We need to see, as Globalization and Health is doing so well, continuous communication and awareness raising, which supports the Movement for change. We need practical examples where these ideas are built into professional education, as envisaged by the Lancet Commission on the future of professional education [11]. We need to see better-organised exchanges between institutions and countries as is starting to happen in the UK [12]. It is also time to establish systematic ways to learn together across the world–and take advantage of the potential for doing so in low and middle-income countries where there is more scope for creativity and innovation and where there will be less resistance from institutions and vested interests. Rwanda is leading the way by setting out to create a learning health system and conducting what it calls “disciplined experiments”.

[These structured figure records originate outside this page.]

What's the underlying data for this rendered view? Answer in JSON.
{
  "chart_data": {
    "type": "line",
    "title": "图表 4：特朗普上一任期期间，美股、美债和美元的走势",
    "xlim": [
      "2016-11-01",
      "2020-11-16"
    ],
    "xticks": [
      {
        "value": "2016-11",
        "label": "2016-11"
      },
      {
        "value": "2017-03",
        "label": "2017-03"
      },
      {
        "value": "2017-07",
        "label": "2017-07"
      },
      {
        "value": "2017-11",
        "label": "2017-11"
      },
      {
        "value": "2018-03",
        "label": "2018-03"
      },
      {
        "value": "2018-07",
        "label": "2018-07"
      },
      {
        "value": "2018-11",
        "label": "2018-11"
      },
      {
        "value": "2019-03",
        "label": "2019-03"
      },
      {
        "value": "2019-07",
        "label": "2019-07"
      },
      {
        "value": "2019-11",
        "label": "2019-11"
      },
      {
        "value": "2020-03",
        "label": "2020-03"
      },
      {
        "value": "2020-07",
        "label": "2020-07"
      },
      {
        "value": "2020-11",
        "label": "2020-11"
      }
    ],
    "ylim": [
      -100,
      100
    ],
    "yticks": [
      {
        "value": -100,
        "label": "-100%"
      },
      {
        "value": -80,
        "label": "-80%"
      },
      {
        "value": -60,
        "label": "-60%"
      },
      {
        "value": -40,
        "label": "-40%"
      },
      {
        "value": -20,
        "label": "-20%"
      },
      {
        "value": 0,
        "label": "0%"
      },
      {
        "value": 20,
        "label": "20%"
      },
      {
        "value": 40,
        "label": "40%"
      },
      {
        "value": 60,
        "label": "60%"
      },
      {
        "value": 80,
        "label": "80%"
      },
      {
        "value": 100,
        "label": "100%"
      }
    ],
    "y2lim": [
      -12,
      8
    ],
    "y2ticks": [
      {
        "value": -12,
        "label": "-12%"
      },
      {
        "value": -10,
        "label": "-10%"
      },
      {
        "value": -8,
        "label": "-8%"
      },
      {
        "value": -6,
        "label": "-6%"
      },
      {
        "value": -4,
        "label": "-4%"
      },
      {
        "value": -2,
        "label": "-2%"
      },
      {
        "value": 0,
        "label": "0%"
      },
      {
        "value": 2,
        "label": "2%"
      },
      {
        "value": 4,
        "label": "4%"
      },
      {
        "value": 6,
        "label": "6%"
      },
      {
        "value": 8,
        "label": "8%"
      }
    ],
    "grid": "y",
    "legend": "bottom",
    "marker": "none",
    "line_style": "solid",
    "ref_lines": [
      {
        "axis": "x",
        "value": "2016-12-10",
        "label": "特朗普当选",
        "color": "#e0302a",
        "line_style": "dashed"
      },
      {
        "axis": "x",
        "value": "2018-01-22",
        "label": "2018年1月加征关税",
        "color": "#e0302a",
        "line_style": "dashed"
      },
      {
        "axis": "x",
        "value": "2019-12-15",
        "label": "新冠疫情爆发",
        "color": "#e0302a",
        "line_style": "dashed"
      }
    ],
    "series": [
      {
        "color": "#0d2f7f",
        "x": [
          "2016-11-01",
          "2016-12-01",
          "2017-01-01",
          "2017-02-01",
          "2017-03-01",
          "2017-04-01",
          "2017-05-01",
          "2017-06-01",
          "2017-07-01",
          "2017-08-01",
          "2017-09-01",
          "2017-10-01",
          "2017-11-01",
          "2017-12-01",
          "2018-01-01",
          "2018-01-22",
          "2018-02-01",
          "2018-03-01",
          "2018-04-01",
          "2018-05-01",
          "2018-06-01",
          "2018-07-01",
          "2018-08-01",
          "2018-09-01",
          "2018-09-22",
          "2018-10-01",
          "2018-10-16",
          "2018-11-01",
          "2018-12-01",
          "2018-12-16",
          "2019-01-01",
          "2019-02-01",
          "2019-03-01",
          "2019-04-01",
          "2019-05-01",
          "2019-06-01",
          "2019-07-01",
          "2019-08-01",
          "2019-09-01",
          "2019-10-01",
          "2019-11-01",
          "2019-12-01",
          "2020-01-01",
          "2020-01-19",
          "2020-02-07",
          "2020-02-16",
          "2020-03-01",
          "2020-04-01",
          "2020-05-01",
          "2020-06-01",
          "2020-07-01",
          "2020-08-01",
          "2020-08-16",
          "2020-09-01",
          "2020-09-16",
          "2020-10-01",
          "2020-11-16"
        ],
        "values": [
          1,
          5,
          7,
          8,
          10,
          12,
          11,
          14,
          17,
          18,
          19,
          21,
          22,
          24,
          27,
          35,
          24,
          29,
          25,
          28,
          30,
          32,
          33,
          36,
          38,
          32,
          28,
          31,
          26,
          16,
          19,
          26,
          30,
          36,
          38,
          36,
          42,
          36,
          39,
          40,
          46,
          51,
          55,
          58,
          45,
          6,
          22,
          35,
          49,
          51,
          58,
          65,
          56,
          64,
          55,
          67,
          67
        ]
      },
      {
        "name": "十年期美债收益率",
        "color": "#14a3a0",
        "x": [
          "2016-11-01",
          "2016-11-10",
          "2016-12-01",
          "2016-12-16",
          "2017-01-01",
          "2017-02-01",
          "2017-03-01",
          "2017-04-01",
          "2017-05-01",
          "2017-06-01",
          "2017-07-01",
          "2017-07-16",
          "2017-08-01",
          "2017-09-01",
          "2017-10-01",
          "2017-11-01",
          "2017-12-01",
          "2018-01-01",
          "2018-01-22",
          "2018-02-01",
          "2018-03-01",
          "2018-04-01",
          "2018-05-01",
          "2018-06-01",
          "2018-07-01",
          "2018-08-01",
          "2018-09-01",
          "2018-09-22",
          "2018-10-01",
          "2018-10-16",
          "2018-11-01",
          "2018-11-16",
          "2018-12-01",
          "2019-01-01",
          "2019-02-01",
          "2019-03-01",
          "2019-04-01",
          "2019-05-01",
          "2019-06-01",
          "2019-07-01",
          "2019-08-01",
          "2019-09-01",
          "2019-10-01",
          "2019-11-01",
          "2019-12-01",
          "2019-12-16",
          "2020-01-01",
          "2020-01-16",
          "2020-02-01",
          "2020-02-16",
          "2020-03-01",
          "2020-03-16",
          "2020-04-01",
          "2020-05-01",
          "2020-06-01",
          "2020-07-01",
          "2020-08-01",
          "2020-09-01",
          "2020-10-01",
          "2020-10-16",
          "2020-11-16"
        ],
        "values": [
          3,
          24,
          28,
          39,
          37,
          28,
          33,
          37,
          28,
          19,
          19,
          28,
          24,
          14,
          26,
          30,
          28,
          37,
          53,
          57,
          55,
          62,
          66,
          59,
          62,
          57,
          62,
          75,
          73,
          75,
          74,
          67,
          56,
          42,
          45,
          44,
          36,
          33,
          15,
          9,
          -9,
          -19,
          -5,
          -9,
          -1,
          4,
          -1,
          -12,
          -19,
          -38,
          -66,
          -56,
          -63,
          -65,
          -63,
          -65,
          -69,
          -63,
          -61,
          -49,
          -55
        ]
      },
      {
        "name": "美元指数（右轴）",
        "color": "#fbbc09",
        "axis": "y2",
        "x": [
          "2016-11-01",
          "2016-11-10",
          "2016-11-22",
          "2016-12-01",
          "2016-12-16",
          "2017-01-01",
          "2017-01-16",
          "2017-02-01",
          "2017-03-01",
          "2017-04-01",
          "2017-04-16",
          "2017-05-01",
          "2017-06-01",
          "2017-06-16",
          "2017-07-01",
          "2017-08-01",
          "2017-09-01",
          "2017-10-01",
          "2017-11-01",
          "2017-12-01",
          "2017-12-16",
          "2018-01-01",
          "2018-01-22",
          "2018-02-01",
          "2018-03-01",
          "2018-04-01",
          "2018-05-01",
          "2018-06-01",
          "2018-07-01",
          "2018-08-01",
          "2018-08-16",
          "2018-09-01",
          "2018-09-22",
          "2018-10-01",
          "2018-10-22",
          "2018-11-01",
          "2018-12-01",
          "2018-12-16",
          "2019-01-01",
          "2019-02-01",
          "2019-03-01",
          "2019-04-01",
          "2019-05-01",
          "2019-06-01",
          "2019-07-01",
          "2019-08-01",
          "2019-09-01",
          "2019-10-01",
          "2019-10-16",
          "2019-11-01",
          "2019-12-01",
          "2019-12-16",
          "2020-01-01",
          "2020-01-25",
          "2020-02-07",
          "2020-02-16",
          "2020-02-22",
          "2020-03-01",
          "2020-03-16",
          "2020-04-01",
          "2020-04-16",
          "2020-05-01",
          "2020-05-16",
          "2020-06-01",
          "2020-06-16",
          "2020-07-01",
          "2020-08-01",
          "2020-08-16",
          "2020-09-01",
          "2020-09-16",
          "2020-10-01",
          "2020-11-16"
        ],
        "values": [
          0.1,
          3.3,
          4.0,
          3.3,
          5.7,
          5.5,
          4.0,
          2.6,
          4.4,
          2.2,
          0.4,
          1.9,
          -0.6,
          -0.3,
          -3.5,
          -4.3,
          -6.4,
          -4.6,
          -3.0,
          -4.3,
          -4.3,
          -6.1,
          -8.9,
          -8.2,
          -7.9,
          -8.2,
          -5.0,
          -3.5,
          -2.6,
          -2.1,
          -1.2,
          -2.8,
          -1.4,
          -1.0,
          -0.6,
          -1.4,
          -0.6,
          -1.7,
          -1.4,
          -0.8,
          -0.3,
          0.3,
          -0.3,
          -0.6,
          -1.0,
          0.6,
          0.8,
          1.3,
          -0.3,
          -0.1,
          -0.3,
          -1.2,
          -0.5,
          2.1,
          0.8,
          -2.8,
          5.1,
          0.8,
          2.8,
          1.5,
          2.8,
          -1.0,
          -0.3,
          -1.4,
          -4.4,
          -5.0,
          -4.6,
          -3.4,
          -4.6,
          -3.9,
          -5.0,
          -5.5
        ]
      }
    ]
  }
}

Rwanda is working alongside colleagues from Harvard to share and develop this learning. In doing so it is acting as what I would call a “Global Learning Laboratory”. We need other such Laboratories where partners can support each other in learning lessons for the whole world. They need not all be in low and middle-income countries, of course, or be examples of reverse or frugal innovations. There are plenty of very interesting innovations taking place in other countries, including my own. The key point, however, is that they should be about creating local solutions and, simultaneously, drawing out the lessons for the whole world. They should not be examples of international development–where the west teaches the rest–but of co-development where we all learn and grow together.

Authors’ information

Nigel Crisp is an Independent member of the House of Lords where he co-chairs the All Party Parliamentary Group on Global Health. He is the former Chief Executive of the English National Health Service (NHS) and Permanent Secretary of the UK Department of Health. He is also the author of the book “Turning the World Upside Down–the Search for Global Health in the 21st century”.